Mr Mosengo-Omba (Uefa)
L’Uefa est consciente de ces problèmes mais ne peut pas agir juridiquement. Elle agit toutefois sur le football africain des jeunes depuis 1998 au travers le programme Méridien, en association avec la CAF. Socialement, l’Uefa aide l’Afrique en mettant en place des formations de coaching, d’arbitrage et bientôt d’administration.
L’an prochain, le tournoi Meridien change de formule. La Caf et l’Uefa vont chacune former une sélection de jeunes qui va s’affronter en aller et retour à Barcelone en aller et retour le 26 fevrier et le 2 mars prochain, au Nou Camp.
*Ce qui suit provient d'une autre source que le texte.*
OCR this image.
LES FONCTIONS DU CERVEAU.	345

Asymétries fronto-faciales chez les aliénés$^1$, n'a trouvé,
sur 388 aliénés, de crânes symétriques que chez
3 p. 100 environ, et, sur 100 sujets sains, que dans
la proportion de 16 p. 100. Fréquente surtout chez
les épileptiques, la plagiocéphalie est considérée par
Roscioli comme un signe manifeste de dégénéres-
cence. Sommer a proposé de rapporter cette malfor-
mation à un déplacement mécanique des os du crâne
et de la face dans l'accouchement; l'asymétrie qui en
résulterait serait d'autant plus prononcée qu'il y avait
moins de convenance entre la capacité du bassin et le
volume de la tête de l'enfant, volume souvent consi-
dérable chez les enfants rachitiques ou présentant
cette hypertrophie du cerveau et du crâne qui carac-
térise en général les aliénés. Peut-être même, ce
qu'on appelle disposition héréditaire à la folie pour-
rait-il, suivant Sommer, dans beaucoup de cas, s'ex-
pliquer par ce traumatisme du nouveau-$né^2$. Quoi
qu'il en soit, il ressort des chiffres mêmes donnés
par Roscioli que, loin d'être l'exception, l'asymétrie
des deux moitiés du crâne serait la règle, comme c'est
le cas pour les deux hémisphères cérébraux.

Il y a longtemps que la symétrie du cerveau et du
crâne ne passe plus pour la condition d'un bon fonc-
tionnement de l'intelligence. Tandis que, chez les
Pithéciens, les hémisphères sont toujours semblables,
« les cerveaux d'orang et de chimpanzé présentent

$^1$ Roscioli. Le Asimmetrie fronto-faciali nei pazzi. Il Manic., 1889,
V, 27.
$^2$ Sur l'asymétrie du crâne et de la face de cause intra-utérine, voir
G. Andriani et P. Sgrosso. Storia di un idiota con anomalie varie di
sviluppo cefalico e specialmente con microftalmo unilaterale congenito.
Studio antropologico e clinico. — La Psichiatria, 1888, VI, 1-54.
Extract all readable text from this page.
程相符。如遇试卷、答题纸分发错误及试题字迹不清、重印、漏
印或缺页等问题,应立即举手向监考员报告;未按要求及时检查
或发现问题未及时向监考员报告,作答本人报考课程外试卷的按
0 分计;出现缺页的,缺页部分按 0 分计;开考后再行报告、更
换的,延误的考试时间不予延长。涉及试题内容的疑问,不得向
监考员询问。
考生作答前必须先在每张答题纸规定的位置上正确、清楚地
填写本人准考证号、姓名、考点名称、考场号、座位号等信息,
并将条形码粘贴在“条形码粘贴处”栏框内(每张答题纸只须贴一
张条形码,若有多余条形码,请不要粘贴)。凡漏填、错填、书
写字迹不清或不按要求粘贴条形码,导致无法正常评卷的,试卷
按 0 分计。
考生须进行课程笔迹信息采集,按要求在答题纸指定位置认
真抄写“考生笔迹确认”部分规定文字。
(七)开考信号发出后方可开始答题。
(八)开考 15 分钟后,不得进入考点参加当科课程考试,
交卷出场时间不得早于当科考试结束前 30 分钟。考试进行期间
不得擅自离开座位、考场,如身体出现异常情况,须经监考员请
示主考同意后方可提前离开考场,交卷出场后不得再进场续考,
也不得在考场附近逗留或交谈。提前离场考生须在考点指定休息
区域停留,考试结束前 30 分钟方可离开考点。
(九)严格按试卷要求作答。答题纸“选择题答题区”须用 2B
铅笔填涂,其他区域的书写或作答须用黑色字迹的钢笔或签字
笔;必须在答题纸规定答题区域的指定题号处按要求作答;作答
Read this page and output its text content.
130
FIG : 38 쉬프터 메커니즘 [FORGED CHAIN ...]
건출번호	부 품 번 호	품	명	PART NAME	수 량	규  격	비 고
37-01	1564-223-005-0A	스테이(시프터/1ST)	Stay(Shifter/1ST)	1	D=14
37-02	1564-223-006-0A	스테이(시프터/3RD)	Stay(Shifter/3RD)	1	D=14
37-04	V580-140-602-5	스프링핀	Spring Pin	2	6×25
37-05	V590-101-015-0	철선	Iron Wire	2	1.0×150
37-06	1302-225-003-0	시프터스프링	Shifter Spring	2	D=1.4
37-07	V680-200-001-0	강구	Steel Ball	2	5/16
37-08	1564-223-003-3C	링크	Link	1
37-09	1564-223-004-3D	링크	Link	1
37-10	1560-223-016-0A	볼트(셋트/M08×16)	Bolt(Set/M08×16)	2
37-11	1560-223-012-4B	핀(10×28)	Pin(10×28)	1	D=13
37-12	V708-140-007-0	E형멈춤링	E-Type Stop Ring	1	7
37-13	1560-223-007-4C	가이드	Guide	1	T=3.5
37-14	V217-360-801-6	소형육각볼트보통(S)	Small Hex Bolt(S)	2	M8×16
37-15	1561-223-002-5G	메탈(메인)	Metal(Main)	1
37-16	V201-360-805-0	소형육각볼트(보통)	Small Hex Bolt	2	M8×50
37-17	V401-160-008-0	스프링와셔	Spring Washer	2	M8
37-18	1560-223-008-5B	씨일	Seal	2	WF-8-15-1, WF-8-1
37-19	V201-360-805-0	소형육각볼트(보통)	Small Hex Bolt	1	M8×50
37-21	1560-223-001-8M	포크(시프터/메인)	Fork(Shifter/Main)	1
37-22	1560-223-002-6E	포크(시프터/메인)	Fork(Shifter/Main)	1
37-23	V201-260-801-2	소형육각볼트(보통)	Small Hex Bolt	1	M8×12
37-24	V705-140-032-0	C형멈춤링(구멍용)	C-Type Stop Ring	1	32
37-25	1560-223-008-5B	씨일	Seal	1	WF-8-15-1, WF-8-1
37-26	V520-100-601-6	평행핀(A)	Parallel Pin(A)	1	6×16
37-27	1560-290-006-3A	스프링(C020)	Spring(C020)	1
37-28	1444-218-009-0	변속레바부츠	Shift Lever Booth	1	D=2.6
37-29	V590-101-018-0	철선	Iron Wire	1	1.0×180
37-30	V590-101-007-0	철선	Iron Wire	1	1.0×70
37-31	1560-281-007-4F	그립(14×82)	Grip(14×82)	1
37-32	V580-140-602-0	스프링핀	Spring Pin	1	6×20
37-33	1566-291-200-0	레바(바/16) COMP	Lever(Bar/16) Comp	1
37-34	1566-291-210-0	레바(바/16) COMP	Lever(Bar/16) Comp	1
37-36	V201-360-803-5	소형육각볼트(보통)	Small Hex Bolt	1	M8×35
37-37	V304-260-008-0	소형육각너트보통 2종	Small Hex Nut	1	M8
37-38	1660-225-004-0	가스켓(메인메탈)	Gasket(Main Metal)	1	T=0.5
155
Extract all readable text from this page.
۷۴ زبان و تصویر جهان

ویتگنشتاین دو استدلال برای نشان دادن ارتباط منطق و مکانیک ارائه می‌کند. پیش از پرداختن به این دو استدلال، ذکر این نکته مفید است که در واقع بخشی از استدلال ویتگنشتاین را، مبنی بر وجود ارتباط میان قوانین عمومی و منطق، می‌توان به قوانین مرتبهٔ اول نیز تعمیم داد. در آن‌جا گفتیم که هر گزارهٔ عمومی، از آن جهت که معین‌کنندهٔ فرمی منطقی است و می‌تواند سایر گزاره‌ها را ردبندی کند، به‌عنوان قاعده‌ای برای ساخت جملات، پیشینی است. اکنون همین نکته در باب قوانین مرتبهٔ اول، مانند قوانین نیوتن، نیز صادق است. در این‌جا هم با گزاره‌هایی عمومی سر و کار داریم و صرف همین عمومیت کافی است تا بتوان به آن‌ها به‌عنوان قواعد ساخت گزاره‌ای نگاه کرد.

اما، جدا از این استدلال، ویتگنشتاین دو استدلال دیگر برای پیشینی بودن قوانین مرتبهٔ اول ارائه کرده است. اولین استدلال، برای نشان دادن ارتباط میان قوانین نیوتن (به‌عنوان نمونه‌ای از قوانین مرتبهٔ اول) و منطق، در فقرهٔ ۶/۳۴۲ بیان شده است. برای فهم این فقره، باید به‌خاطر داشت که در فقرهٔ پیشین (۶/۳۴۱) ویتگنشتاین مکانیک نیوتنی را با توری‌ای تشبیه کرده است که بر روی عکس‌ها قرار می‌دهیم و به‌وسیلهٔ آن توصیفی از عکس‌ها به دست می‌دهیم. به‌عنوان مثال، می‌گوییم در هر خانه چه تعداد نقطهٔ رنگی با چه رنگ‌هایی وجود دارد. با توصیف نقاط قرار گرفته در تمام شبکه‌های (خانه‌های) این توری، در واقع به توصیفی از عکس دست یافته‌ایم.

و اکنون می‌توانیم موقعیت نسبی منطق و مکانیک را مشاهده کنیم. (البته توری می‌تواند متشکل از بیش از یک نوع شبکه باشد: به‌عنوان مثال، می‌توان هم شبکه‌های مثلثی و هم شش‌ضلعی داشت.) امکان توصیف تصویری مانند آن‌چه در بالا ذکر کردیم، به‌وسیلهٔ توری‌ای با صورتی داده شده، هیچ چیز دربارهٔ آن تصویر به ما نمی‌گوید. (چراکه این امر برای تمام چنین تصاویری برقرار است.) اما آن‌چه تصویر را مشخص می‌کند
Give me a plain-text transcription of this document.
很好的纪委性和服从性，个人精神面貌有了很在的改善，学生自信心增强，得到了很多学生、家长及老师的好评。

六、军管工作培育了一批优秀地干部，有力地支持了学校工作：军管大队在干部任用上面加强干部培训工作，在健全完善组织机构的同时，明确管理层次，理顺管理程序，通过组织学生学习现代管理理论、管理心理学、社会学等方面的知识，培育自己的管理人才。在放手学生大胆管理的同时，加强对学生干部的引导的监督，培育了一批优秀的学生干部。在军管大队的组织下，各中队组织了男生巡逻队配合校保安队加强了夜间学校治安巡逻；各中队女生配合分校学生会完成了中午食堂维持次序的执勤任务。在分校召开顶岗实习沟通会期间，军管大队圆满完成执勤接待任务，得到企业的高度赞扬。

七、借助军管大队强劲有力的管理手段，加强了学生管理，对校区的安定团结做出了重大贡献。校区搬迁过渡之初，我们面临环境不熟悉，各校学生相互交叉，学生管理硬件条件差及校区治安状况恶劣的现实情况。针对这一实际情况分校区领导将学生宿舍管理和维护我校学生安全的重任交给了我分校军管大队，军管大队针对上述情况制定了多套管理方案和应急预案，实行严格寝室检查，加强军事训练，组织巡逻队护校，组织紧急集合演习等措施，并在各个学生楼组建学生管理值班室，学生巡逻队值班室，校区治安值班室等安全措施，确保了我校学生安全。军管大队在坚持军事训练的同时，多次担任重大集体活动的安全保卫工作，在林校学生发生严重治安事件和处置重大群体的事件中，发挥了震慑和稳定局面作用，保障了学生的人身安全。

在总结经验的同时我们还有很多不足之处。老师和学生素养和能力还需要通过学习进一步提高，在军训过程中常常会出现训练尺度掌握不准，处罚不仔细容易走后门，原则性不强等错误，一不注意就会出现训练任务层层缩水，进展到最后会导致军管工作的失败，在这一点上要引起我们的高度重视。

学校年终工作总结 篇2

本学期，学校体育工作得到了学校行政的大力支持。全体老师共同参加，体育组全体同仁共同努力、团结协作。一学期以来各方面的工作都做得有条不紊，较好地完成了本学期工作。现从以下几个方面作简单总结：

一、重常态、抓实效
Henri Douala, agent de joueurs
Les agents qui semblent visés à cette conférence ne sont pas seuls responsables du problème des jeunes africains. Les joueurs sont de plus en plus exigeants en termes de services Je ne me sens pas concerné par ce qui se dit ce jour, car n’ayant jamais été l’auteur d’agissements louches. Par contre, j’ai eu de mauvaises expériences avec des joueurs camerounais (Somen Atchoyi et Sanda Oumarou), avec qui malgré tout, je garde de bons rapports aujourd’hui.
Je ne travaille plus vraiment avec l’Afrique, sauf cas exceptionnel car certains joueurs exigent pour qu’on puisse obtenir leur mandat que l’on passe un accord avec le frère, la soeur ou les amis à qui on reverserait certaines sommes.
Frank Simon, journaliste à France Football
Je connais le problème des jeunes africains depuis plus de 20 ans, à l’époque où les africains ont commencé à gagner les compétitions cadettes et juniors. On a vu arriver des gens les clubs européens, des agents à la fois sérieux et moins sérieux. C’est déplorable. Pour un qui réussi, il y en a des centaines en situation d’échec. Mbvoumin est un africain qui veut aider ses jeunes frères avec son association, il ne faut pas tout attendre des pays riches, l’afrique elle même peut contribuer à son propre épanouissement.
Issa Hayatou le président de la CAF, au moment de sa campagne en 2003 a annoncé dans son programme la création de quelques centres de formation sous-régionaux s’il était réélu. On est en 2006: demandez-lui où sont ces centres là? ça pourrait remedier, et fixer les jeunes sur le continent. Il faut que toutes les parties se réunissent pour légiférer pour aller dans le bon sens!
Je suis impliqué au Kenya à titre personnel où j’aide une petite équipe, mais l’aide commence par les africains eux memes. Avant de venir en Europe, qu’ils fassent profiter leur club, leur ville, leur village ou leur championnat de leur talent. Les interlocuteurs à la conférence jeudi l’ont souligné.
Boubacar Sarr, représentant du Paris St-Germain
Le rôle des clubs européens sur l’integration des jeunes africains, en nombre coissant doit évoluer. Ils doivent venir voir sur place en Afrique et développer les infrastructures comme les clubs, centres de formation, fédérations, pour quelles deviennent autonomes. Partout en Europe les Africains s’imposent
la formation du psg sort des jeunes africains comme Mulumbu,Mvoto ou Ngog, un jeune franco-camerounais pétri de qualités et que l’on verra bientôt en équipe première.
Nordine Kourichi, ancien international algérien
Je suis venu à la conférence dire mon mécontentement du comment est géré le futur des jeunes joueurs africains, je suis là pour aider CFS, pour éviter les drames que l’on constate à l’heure actuelle. J’ai donné l’exemple de Roger Milla avec un contrat de 3 ans, et un appartement, une voiture qui l’attendaient à Valenciennes.
J’ai parlé aussi de l’échec de jeunes de 19, 20 ans, qui viennent sans papiers ou alors avec un visa de courte durée, et qui se retrouvent après à l’abandon. Il ne faut pas faire n’importe quoi, il faut respecter ces joueurs là. J’avais proposé des contrats de longue durée pour les joueurs issus de l’immigration. Si un club veut réellement un joueur africain, qu’il aie sa majorité d’abord, puis qu’on lui fasse signer des contrats faits par l’Uefa ou la Fifa, des contrats de longue durée pour donner une légitimité à ces jeunes africains.